Die Trasse - eine Eh-da-Fläche
Unter Stromtrassen, entlang von Bahnlinien, Autobahnen oder über Gasleitungen müssen die Flächen regelmäßig gepflegt werden, damit Gehölze nicht in den Sicherheitsbereich hineinwachsen und Wartungsarbeiten ungehindert möglich bleiben. Im Trassenmanagement gelten solche Bereiche ökologisch als sogenannte Eh-da-Flächen – Flächen also, die „sowieso“ vorhanden sind und meist ohne erkennbare wirtschaftliche Nutzung in der freien Landschaft liegen. Zu diesen naturnahen Bereichen zählen neben Verkehrsinseln, Regenrückhaltebecken, Bahndämmen, Hochwasserdämmen, Deichen sowie weiteren wegbegleitenden oder kommunalen Grünflächen auch Stromtrassen.
Während der technische Zweck dieser Flächen klar definiert ist, eröffnen sie zugleich wertvolle ökologische Potenziale. Durch eine ökologisch ausgerichtete Pflege können Trassen biodiversitätsfördernd entwickelt und als Biotope aufgewertet werden. Maßnahmen wie angepasste Mahdregime, strukturreiche Vegetationsgestaltung oder eine gezielte Biotoptypkartierung schaffen dabei die Grundlage, um den Naturschutz fachlich fundiert zu integrieren. So können Trassen nicht nur sicher betrieben, sondern auch naturnah gestaltet werden – und etwa durch die Generierung von Ökopunkten einen messbaren Beitrag zum Schutz und zur Förderung der Biodiversität leisten.
Biotoptentypkatierung
Die Grundlage vom Ökologischen Trassenmanagement (ÖTM) basiert auf einer Biotoptypkartierung. Dabei werden neben Bewirtschaftsungsformen wie Acker- und Grünlandwirtschaft auch alle Flächen erfasst wo Stromleitungen über Feucht-, Wald oder Buschlandschaften laufen. Diese „unbewirtschafteten“ Flächen bilden den Grundstein von ÖTM. Bei der Biotoptypkartierung werden diese Flächen in Ihrem Ist-Zustand nach dem jeweiligen Landesschlüssel kartiert und mit Hinsicht auf ihr ökologisches Potential bewertet.
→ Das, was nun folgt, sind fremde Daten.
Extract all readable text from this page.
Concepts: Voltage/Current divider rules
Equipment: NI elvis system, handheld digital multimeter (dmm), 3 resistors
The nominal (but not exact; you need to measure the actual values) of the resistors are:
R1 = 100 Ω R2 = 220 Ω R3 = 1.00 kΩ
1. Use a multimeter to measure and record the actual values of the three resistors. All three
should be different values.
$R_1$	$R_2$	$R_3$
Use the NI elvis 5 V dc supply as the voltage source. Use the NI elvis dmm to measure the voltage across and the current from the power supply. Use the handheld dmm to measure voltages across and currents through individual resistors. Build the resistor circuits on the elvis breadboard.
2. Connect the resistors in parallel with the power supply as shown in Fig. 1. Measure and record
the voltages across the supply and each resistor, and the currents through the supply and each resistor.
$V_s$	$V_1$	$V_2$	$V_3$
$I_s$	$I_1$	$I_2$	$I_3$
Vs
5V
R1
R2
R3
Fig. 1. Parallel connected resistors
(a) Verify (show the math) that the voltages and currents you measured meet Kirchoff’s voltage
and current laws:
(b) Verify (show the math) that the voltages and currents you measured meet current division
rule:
Mit den daraus erstellten Pflege- und Entwicklungsplänen werden durch gezielte Maßnahmen „ungenutzte“ Flächen ökologisch aufgewertet und die Eingriffe für den Stromleitungsfreischnitt langfristig reduziert.
Beratung I Schulungen
Wir schulen und beraten Behörden, Personal von Planungsbüros oder Stromleitungsbetreibern bezüglich Ökologischen Trassenmanagement. Das beinhaltet die Planung eines Trassenabschnittes, die Biotoptypkartierung im Gelände und die daraus folgende Umsetzung in der Fläche sowie das zukünftige Flächenmanagement.
Ökopunkte durch Ötm
Eingriffe in den Naturraum bei Bauarbeiten müssen je nach Stärke an anderer Stelle kompensiert werden. Wenn Sie FlächeneigentümerIn unter einer Stromleitung sind, so können Maßnahmen auf Ihrer Fläche, die eine ökologische Aufwertung mit sich bringen, in Form von Ökopunkten monetär
gegengerechnet werden. Dabei wird der alte Zustand mit dem neuen verglichen und eingepreist.
Ötm praktisch
Primär geht es um eine Reduzierung der regelmäßigen Trassenfreischnittsintervalle. Dies kann durch Reduktion der schnellwachsenden Baumarten geschehen oder durch eine Umformung des Biotops. Besteht ein Trassenabschnitt beispielsweise aus einer Waldschneise, die sich durchgehend mit Pioniergehölzen wie Pappel und Birke aussamt, könnte durch> Schaffung einer Offenlandstruktur mit Gehölzinseln und einer anschließenden> extensiven Mahd oder noch besser Beweidung, eine hochwertige Fläche> entstehen, die einen Anstieg der Biodiversität mit sich bringt und als> Korridor oder Trittstein seltener Insekten oder Pflanzen dient.